Quem partilha esta mensagem, amiúde, é a imprensa financeira internacional. No início de setembro, citando empresários nacionais, o Financial Times partilhou com os seus muitos e influentes leitores que “o Governo português tem maior apetite por anunciar medidas anti-austeridade, para agradar às massas, do que medidas de reforma com o objetivo de tornar o setor público mais eficiente e incentivar o investimento”. Esta é a mensagem que chega aos investidores internacionais, que pode ser tão ou mais importante do que uma decisão sobre esta ou aquela rubrica orçamental.
Por outro lado, dada a importância do programa de compras de dívida pelo BCE, o grau de acesso ao mercado (e o preço a que o país se financia) vai estar muito dependente das notícias sobre a duração do programa e sobre se Portugal vai continuar a beneficiar, em pleno, das compras que o banco central efetua. Os analistas apontam que, devido a limitações auto impostas pelo regulamento do programa do BCE, está a acumular-se um desvio entre aquilo que o BCE deveria comprar em dívida portuguesa e aquilo que tem vindo a adquirir nos últimos meses.
Porém, quer termine em março de 2017 ou mais tarde, o programa do BCE não irá durar para sempre.
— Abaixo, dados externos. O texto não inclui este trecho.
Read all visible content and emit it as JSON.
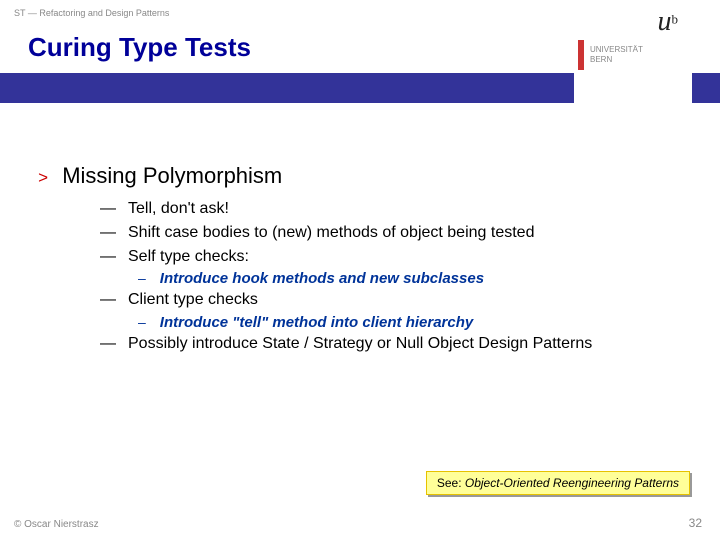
{
  "header": {
    "breadcrumb": "ST — Refactoring and Design Patterns",
    "title": "Curing Type Tests"
  },
  "logo": {
    "uni_line1": "UNIVERSITÄT",
    "uni_line2": "BERN"
  },
  "content": {
    "main_bullet": "Missing Polymorphism",
    "subs": [
      {
        "text": "Tell, don't ask!"
      },
      {
        "text": "Shift case bodies to (new) methods of object being tested"
      },
      {
        "text": "Self type checks:"
      }
    ],
    "subsub1": "Introduce hook methods and new subclasses",
    "sub4": "Client type checks",
    "subsub2": "Introduce \"tell\" method into client hierarchy",
    "sub5": "Possibly introduce State / Strategy or Null Object Design Patterns"
  },
  "see": {
    "label": "See: ",
    "ref": "Object-Oriented Reengineering Patterns"
  },
  "footer": {
    "copyright": "© Oscar Nierstrasz",
    "page": "32"
  },
  "colors": {
    "title": "#000099",
    "bar": "#333399",
    "accent_red": "#cc0000",
    "subsub": "#003399",
    "callout_bg": "#ffff99",
    "muted": "#888888"
  }
}
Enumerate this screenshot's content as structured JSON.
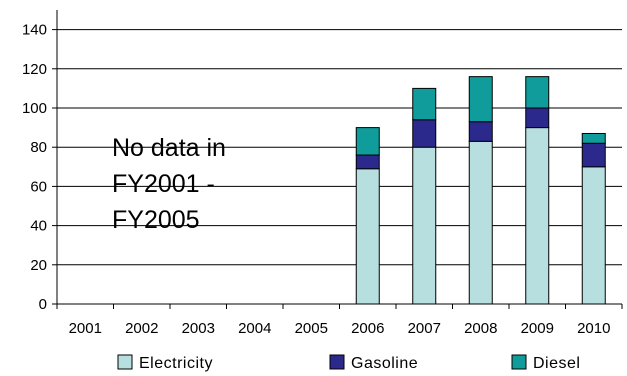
{
  "chart_data": {
    "type": "bar",
    "stacked": true,
    "categories": [
      "2001",
      "2002",
      "2003",
      "2004",
      "2005",
      "2006",
      "2007",
      "2008",
      "2009",
      "2010"
    ],
    "series": [
      {
        "name": "Electricity",
        "color": "#b7dfe0",
        "values": [
          null,
          null,
          null,
          null,
          null,
          69,
          80,
          83,
          90,
          70
        ]
      },
      {
        "name": "Gasoline",
        "color": "#2b2a8c",
        "values": [
          null,
          null,
          null,
          null,
          null,
          7,
          14,
          10,
          10,
          12
        ]
      },
      {
        "name": "Diesel",
        "color": "#0f9c9a",
        "values": [
          null,
          null,
          null,
          null,
          null,
          14,
          16,
          23,
          16,
          5
        ]
      }
    ],
    "y_ticks": [
      "0",
      "20",
      "40",
      "60",
      "80",
      "100",
      "120",
      "140"
    ],
    "ylim": [
      0,
      150
    ],
    "grid": "horizontal",
    "legend_position": "bottom",
    "annotation_lines": [
      "No data in",
      "FY2001 -",
      "FY2005"
    ]
  }
}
E, a dada altura, Portugal voltará a ter de apoiar-se nos seus próprios méritos para atrair investidores e manter o acesso ao mercado de financiamento pelos seus meios, isto é, evitando um novo resgate financeiro. Com os ratings quase todos em lixo, Portugal está fora dos principais índices de obrigações e está remetido a alguns fundos de mercados emergentes, daí que a “recuperação da credibilidade” de que fala o Crédit Agricole implique, diz Orlando Green, aproveitar a “oportunidade” que é a Proposta de Orçamento do Estado para 2017.